Depending on choice of style, the reference list would be sorted either (1) numerically in the order in which they appear in the main text or (2) alphabetically by first author (more difficult to do if we don't have structured references).

Anyway, it should be by the order of appearance (according to Vancouver style) and if the submitting author doesn't do that we should fix it in the copyedit.

Why leave manually fixing the order references to a copyedit stage? With a clear system, we can ask authors to do the work (e.g. "Please cite the references inline using the IDs").

bemoody commented 4 years ago

Is this all too complicated?

Oh, absolutely! :P

Each reference already has an ID associated with it which is what I used to sort them at the end in #1061.

They have a primary key, and yes, those are currently integers and assigned in monotonic order, but it's not a great idea to rely on that.
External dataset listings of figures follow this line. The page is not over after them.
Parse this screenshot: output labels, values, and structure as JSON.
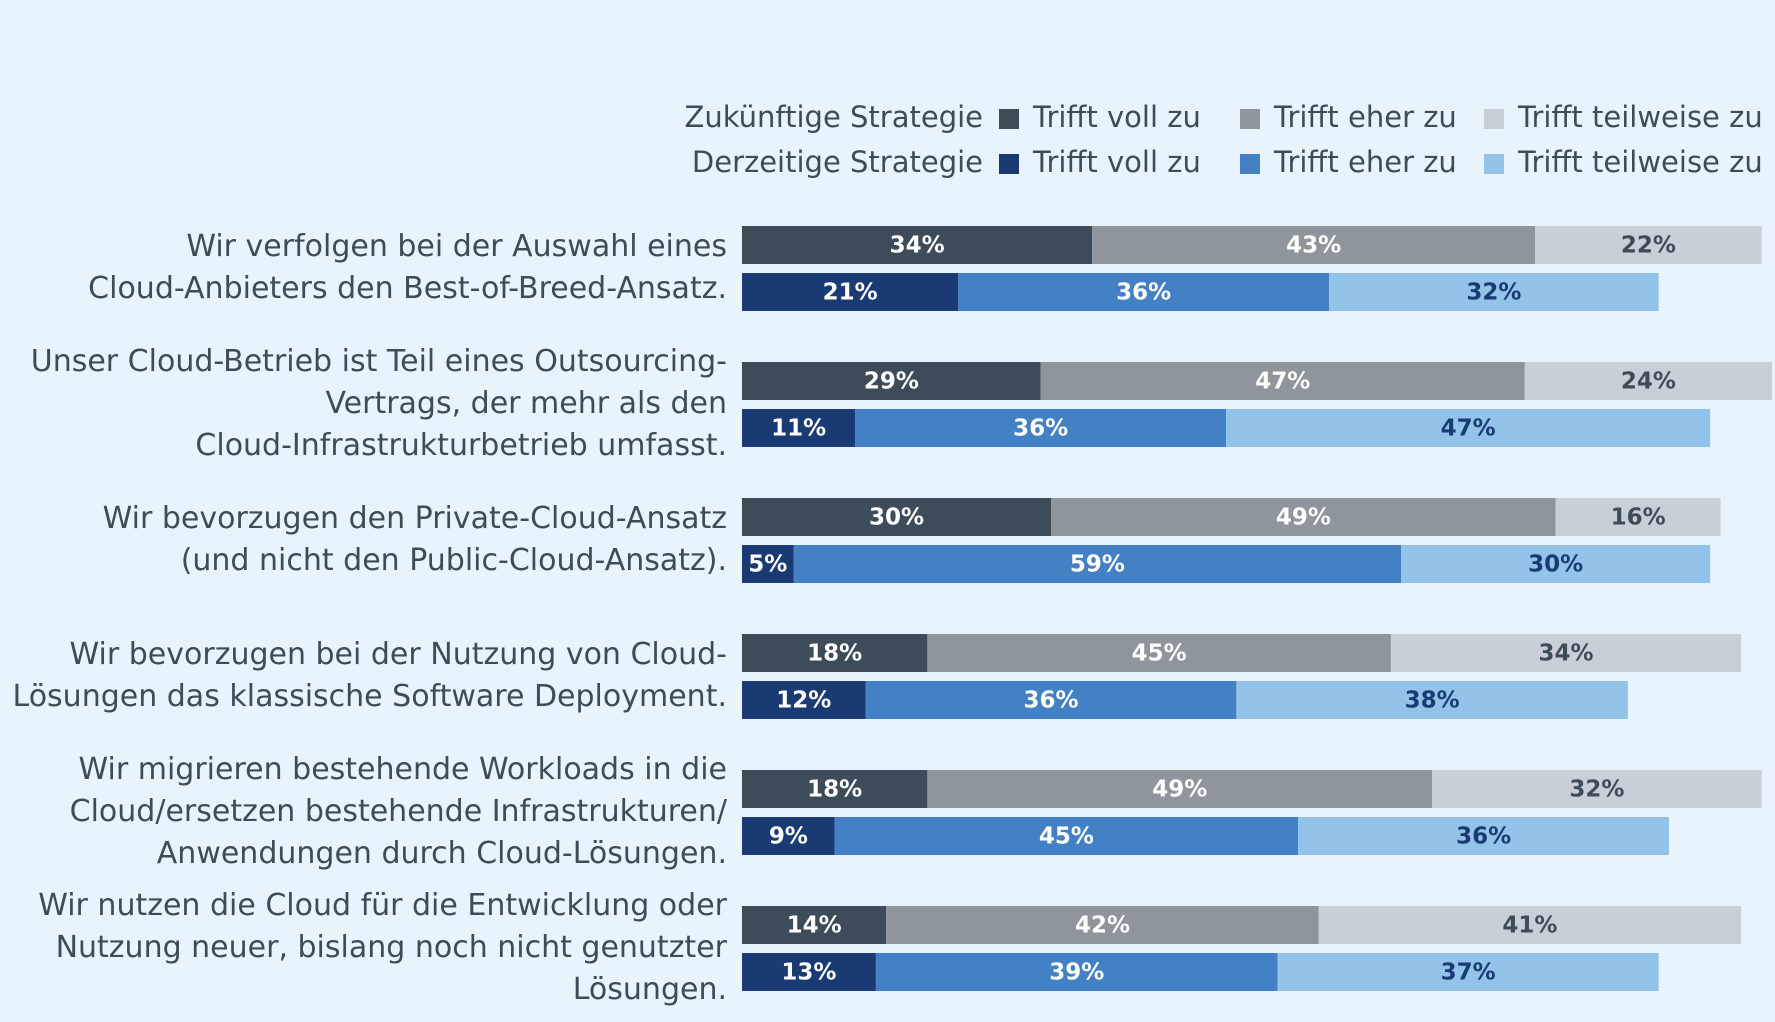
{
  "chart_data": {
    "type": "bar",
    "categories": [
      [
        "Wir verfolgen bei der Auswahl eines",
        "Cloud-Anbieters den Best-of-Breed-Ansatz."
      ],
      [
        "Unser Cloud-Betrieb ist Teil eines Outsourcing-",
        "Vertrags, der mehr als den",
        "Cloud-Infrastrukturbetrieb umfasst."
      ],
      [
        "Wir bevorzugen den Private-Cloud-Ansatz",
        "(und nicht den Public-Cloud-Ansatz)."
      ],
      [
        "Wir bevorzugen bei der Nutzung von Cloud-",
        "Lösungen das klassische Software Deployment."
      ],
      [
        "Wir migrieren bestehende Workloads in die",
        "Cloud/ersetzen bestehende Infrastrukturen/",
        "Anwendungen durch Cloud-Lösungen."
      ],
      [
        "Wir nutzen die Cloud für die Entwicklung oder",
        "Nutzung neuer, bislang noch nicht genutzter",
        "Lösungen."
      ]
    ],
    "groups": [
      {
        "name": "Zukünftige Strategie",
        "series": [
          {
            "name": "Trifft voll zu",
            "color": "#3e4c5a",
            "label_color": "#ffffff",
            "values": [
              34,
              29,
              30,
              18,
              18,
              14
            ],
            "value_labels": [
              "34%",
              "29%",
              "30%",
              "18%",
              "18%",
              "14%"
            ]
          },
          {
            "name": "Trifft eher zu",
            "color": "#8e959d",
            "label_color": "#ffffff",
            "values": [
              43,
              47,
              49,
              45,
              49,
              42
            ],
            "value_labels": [
              "43%",
              "47%",
              "49%",
              "45%",
              "49%",
              "42%"
            ]
          },
          {
            "name": "Trifft teilweise zu",
            "color": "#c9cfd6",
            "label_color": "#3e4c5a",
            "values": [
              22,
              24,
              16,
              34,
              32,
              41
            ],
            "value_labels": [
              "22%",
              "24%",
              "16%",
              "34%",
              "32%",
              "41%"
            ]
          }
        ]
      },
      {
        "name": "Derzeitige Strategie",
        "series": [
          {
            "name": "Trifft voll zu",
            "color": "#1a3a73",
            "label_color": "#ffffff",
            "values": [
              21,
              11,
              5,
              12,
              9,
              13
            ],
            "value_labels": [
              "21%",
              "11%",
              "5%",
              "12%",
              "9%",
              "13%"
            ]
          },
          {
            "name": "Trifft eher zu",
            "color": "#4380c4",
            "label_color": "#ffffff",
            "values": [
              36,
              36,
              59,
              36,
              45,
              39
            ],
            "value_labels": [
              "36%",
              "36%",
              "59%",
              "36%",
              "45%",
              "39%"
            ]
          },
          {
            "name": "Trifft teilweise zu",
            "color": "#94c3ea",
            "label_color": "#1a3a73",
            "values": [
              32,
              47,
              30,
              38,
              36,
              37
            ],
            "value_labels": [
              "32%",
              "47%",
              "30%",
              "38%",
              "36%",
              "37%"
            ]
          }
        ]
      }
    ],
    "xlim": [
      0,
      100
    ]
  }
}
Moreover, it needs to be possible to put the references into the desired order (whatever the "desired order" is), and deleting references & re-creating them is not a good way to have to go about that.

This ID is generated by the order that the author submits these references in their content submission form. If we wanted to rearrange them at the end for some reason why not just do it using those IDs instead of creating our own?

Changing primary keys is not a good idea even if the DB permits it, which I don't know if it does. You could say that we'll keep the primary keys as-is and move all of the other fields from one object to another, but that's fraught with problems for other reasons.

Anyway, it should be by the order or appearance and if the submitting author doesn't do that we should fix it in the copyedit.

If the submitting author accidentally swaps [2] and [3], would you even notice? And how could it be less than a nightmare to try to fix it? This is a mechanical task, not one that should be done by a human.

bemoody commented 4 years ago

I haven't looked at the PR yet, but the solution proposed here seems relatively straightforward

I wouldn't go that far :) but I don't think it should be too hard to implement.